Contador plays down chances for Liège-Bastogne-Liège, looking forward to a break

by VeloNation Press at 1:25 PM EST   comments
Categories: Pro Cycling, Spring Classics, Liège-Bastogne-Liège
 
“The body feels weak…but I’m here to focus on this race, do the best I can”

Alberto ContadorAlberto Contador appears to be dismissing his own chances for Liège-Bastogne-Liège, suggesting that he is not amongst the list of top contenders for Sunday’s Classic.

The Team Saxo Tinkoff rider spoke of tiredness after the Vuelta al Pais Vasco but opted to ride the Ardennes Classics. He was 33rd in Flèche Wallonne, far off the third place he achieved in 2010, and plays down his prospects as a result.

"As the season has progressed, I've been feeling more and more tired.

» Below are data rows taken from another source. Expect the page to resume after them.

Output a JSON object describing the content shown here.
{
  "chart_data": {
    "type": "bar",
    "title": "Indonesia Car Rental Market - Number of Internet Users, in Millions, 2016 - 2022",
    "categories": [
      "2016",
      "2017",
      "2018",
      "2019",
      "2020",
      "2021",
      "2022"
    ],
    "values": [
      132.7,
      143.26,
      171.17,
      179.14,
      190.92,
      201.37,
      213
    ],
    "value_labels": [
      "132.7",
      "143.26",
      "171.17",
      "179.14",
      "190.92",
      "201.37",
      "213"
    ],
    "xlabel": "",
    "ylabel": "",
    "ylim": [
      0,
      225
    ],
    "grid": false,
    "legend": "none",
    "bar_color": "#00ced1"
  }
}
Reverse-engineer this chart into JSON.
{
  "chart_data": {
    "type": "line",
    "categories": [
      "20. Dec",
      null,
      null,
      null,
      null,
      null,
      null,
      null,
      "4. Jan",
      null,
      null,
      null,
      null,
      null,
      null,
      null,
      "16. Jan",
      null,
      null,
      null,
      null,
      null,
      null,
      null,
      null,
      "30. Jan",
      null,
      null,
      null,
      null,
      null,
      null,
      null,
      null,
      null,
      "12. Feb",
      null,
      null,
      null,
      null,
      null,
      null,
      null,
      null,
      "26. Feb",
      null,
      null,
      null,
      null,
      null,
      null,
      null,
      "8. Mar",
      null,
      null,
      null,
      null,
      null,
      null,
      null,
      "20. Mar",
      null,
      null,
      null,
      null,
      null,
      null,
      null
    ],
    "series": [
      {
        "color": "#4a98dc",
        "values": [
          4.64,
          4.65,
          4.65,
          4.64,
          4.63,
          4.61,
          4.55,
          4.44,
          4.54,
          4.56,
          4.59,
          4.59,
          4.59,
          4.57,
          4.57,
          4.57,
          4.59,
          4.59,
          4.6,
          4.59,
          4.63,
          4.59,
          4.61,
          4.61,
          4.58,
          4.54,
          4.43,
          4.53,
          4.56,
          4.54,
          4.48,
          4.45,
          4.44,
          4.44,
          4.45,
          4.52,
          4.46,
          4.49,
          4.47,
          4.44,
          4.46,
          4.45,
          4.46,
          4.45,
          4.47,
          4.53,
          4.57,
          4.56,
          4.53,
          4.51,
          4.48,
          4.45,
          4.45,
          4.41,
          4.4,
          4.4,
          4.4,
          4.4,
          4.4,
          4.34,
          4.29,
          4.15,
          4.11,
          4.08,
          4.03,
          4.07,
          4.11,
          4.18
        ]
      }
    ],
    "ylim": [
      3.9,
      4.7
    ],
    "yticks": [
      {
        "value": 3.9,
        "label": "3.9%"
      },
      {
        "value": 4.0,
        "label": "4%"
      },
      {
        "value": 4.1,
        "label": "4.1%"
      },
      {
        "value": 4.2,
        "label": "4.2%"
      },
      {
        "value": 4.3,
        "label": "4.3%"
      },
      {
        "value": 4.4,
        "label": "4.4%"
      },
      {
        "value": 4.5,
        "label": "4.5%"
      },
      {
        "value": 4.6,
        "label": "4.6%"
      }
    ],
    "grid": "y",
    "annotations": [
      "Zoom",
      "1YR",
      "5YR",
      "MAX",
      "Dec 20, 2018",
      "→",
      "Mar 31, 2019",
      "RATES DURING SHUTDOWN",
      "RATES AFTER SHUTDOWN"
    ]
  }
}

The body feels a bit weak but Liège is the last day of competition before a break and then I'll initiate the preparation for the Tour,” he said, speaking after riding the final eighty kilometres of Sunday’s route. “But of course, I'm here to focus on this race and do the best I can.”

Asked who he expected to be in contention for La Doyenne, the oldest of the Classics, Contador states Wednesday’s race would give pointers. “Those who have been far ahead in Flèche, especially because it seems that the race will break up at Saint Nicolas and you have to have that top speed, which in my case I do not,” he answered. “The favorites are riders like Dani Moreno, Gilbert, Alexander, Joaquim and many others who also have options. We will have to see how the race goes.”

The Spaniard has not ridden the race since 2010, when he placed ninth. Riding part of the route today was an opportunity to refresh his memory about the route, and also to check out the new climb of Colouster. This takes the place of the La Roche des Faucons ascent, and comes in the final twenty kilometres.

His verdict is that the old course was better, at least for his tastes. “I see a significant difference with the change. The road is open and wide for a long time and with a little wind a team could control the bunch,” he said.

“It will make the group reaching Saint Nicolas much larger than we used to see. I prefer the other version [the previous course] but you never know how the race will develop, and how broken up it will be at the finish.”